Lynn Blair tutkulu bir bahçıvan, yazar ve doğa tutkunu. Kendi gelişen bahçesiyle ilgilenme konusunda uzun yıllara dayanan deneyimiyle, bahçeciliğin inceliklerine ve zevklerine dair derin bir anlayış geliştirdi. Lynn'in bitkilere olan sevgisi çocukluğunda başladı; büyükannesinin yemyeşil bahçesini keşfederek ve farklı çiçek ve bitki türlerini öğrenerek sayısız saatler geçirdi.Kırsal kesimdeki küçük bir kasabadan gelen Lynn'in doğayla olan bağlantısı, yazıları için sürekli bir ilham kaynağı olmuştur.
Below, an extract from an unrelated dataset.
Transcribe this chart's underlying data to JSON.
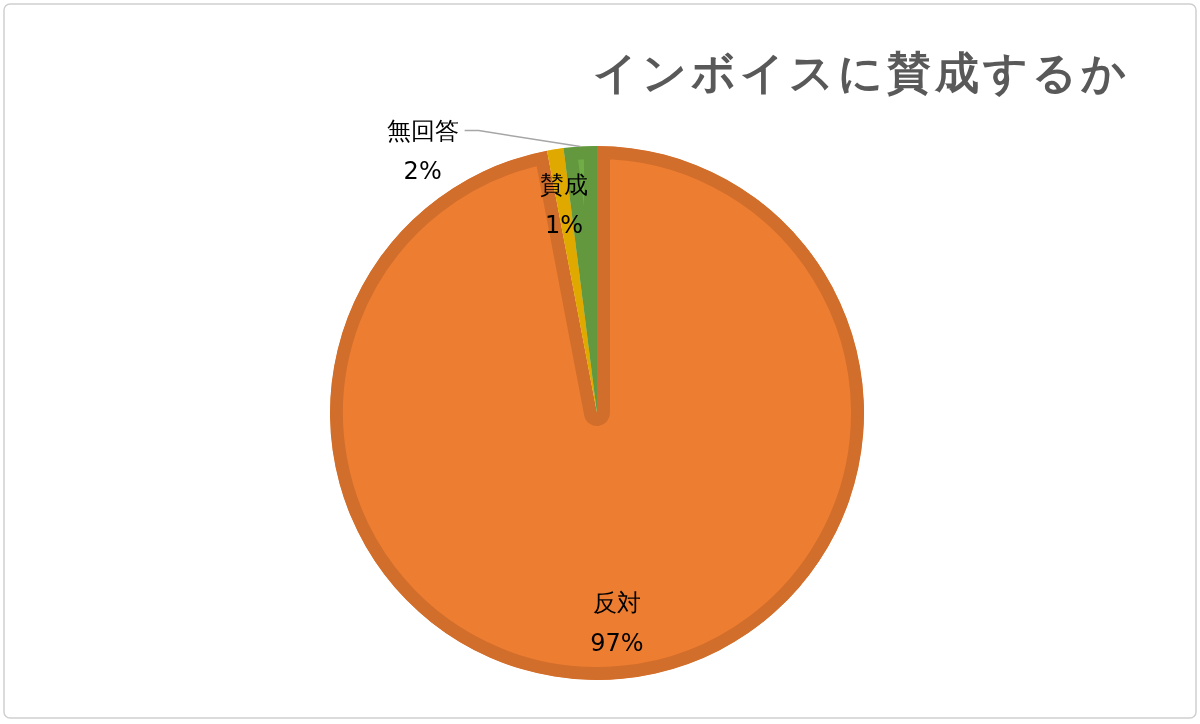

Sürdürülebilir bahçecilik uygulamaları konusundaki bilgisini daha da derinleştirerek çevre çalışmaları alanında diploma aldı. Lynn, bahçe işlerinin tedavi edici faydalarına inanıyor ve hızlı tempolu, betonla dolu hayatlarımızda yeşil alanların önemini savunuyor.Lynn, blogu aracılığıyla uzmanlığını, ipuçlarını ve içgörülerini bahçe meraklılarıyla paylaşmayı amaçlıyor. Organik bahçecilik yöntemlerinden bitki tanımlamaya, büyüleyici peyzaj tasarımlarına kadar çok çeşitli konuları ele alıyor. Lynn'in yazıları, sıcak ve ilgi çekici tarzıyla öne çıkıyor ve blogunu her düzeydeki bahçecilik uzmanlığındaki okuyucular için keyifli ve eğitici bir deneyim haline getiriyor.Lynn dizlerine kadar toprağa gömülmediği veya klavyesinde yazı yazmakla meşgul olmadığı zamanlarda yerel botanik bahçelerini, yürüyüş parkurlarını keşfederken veya onu çevreleyen doğal güzellikleri fotoğraflarken bulunabilir. Onun misyonubaşkalarına doğayla yeniden bağlantı kurmaları için ilham vermek, her seferinde bir bitki.